Una sera in un locale ero seduta vicino a un gruppo di sedicenni e mi è capitato di ascoltare la loro conversazione. Parlavano della sera prima, un sabato, e di quanto si erano divertiti a bere come pazzi, a vomitare e rantolare. E' stato sconvolgente: sono dovuta uscire. Ho deciso che avrei scritto qualcosa su questo tema?
– Si parla più dei pericoli della droga che di quelli dell’alcol. Come mai?
E' una profonda ipocrisia. La droga è illegale ed è facile da stigmatizzare. Vengo dal Friuli e so che c’è quasi l’orgoglio dell’iniziare il proprio figlio al vino, dimenticando però di trasmettergli anche la cultura del “fare le cose per bene” che significa imparare a gustare e godere un buon vino, un buon cibo, un bel tessuto sulla pelle, un bel tramonto. Con l’abuso di alcol prevale la cultura del nulla e del disfarsi. Un tempo, poi, si beveva nelle osterie e c’era l’oste che, soprattutto con i ragazzi, controllava che non eccedessero. Oggi gli stessi ragazzi si comprano una cassetta di birra al supermercato e la bevono in piazza dove nessuno interviene?

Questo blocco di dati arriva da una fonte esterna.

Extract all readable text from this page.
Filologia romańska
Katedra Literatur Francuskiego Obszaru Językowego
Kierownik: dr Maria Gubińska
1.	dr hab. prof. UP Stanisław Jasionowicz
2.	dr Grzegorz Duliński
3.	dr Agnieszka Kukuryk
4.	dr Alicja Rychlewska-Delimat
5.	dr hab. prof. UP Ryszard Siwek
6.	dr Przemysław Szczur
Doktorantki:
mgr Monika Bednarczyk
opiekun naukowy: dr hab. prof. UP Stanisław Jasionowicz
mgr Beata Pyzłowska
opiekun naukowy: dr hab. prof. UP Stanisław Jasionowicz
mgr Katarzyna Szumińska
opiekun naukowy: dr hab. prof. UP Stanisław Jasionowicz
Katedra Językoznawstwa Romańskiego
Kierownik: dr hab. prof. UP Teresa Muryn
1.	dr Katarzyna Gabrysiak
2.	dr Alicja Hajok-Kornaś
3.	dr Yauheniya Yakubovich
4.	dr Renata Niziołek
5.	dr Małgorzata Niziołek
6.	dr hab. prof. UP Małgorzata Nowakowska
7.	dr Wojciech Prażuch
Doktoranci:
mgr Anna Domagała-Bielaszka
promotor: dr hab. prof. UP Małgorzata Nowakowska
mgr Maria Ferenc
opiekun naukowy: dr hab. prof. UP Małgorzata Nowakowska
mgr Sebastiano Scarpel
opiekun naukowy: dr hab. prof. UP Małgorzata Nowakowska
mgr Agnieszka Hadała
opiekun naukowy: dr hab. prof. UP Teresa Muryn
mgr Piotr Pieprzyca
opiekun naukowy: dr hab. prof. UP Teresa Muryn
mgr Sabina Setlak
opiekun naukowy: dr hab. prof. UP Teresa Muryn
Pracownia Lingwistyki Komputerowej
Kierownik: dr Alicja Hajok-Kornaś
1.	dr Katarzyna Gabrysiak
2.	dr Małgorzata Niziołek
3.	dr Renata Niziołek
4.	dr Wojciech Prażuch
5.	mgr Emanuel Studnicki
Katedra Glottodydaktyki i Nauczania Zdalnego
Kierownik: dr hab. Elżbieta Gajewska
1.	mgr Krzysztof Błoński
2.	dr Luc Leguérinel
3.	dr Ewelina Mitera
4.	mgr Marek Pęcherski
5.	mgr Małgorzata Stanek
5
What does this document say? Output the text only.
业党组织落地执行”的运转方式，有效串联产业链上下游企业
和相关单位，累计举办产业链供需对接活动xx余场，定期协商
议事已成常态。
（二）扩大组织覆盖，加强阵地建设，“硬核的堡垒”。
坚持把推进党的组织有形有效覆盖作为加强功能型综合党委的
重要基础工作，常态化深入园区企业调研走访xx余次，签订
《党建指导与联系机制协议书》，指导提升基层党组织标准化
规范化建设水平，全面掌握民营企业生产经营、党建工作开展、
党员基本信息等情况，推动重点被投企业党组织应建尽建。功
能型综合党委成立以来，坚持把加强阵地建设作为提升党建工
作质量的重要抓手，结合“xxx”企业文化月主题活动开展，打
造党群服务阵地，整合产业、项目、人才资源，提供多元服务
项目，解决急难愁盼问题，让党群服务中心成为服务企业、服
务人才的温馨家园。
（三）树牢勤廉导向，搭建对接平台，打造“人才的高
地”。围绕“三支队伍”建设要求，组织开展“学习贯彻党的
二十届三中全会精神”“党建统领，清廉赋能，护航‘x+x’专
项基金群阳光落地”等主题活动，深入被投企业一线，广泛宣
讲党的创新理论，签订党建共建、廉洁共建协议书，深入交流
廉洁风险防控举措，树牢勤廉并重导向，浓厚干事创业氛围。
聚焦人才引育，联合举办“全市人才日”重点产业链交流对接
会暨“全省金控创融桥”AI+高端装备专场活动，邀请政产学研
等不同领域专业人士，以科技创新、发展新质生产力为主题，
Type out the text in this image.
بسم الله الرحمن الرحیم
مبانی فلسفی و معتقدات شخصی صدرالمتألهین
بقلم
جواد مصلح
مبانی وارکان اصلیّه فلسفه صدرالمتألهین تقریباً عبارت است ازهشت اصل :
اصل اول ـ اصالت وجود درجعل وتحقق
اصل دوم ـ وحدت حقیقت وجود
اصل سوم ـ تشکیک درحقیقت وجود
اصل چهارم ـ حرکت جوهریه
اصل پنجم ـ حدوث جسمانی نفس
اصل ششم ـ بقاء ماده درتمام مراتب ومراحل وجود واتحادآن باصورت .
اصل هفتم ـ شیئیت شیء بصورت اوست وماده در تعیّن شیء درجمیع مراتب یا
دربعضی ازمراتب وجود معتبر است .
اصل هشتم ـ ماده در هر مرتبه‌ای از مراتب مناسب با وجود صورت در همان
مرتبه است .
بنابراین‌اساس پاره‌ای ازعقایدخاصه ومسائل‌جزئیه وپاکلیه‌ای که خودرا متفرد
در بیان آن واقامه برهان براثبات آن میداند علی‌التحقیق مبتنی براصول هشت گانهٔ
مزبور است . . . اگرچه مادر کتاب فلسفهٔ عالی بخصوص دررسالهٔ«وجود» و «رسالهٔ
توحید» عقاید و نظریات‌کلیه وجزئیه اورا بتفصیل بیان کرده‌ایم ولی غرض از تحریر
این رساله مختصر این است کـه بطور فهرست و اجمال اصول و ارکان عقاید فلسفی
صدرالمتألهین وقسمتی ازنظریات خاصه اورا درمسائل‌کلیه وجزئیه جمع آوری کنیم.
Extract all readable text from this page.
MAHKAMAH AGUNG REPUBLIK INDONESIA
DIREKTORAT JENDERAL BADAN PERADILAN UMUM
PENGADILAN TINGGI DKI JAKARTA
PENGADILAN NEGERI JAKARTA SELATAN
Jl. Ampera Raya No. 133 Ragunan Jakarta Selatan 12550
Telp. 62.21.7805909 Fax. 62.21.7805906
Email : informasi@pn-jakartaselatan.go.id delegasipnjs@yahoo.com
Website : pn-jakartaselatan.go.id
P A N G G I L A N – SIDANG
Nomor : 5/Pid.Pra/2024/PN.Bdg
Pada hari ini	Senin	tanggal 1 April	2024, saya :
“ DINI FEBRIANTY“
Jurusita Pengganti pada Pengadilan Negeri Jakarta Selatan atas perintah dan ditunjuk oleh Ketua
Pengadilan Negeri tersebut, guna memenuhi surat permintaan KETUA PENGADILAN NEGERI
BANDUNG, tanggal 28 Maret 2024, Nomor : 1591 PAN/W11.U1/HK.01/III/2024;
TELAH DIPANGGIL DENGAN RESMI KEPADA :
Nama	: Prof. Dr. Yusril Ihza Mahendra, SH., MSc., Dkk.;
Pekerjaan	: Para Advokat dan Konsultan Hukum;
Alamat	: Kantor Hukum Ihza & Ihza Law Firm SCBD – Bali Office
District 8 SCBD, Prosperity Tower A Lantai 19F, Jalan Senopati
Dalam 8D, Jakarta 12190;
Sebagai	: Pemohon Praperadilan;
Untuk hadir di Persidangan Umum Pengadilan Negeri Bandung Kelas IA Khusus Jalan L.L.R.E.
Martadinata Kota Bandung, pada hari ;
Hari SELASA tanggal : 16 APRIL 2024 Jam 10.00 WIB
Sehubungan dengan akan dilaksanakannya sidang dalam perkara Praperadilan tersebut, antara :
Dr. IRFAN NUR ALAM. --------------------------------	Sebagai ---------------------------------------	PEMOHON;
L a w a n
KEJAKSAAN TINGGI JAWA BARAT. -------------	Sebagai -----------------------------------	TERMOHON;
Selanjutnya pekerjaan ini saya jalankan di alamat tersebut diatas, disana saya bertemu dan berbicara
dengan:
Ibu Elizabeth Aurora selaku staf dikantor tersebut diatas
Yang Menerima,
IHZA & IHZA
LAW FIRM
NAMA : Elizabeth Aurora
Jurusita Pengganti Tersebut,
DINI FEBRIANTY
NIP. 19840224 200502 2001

– Nel suo libro emerge la figura dei nonni che riescono ad aiutare i due ragazzi.
I genitori con la scusa del lavoro fanno fatica a seguire i figli. I nonni hanno più voglia di comunicare e come succede nel libro sono in grado di mostrare ai nipoti che si può bere e stare bene e che per ogni cosa ci vuole il momento e la testa giusta. Comunque, come per tutte le sostanze che danno dipendenza, io, da fumatrice, mi sento di dire che la cosa migliore è non cominciare mai!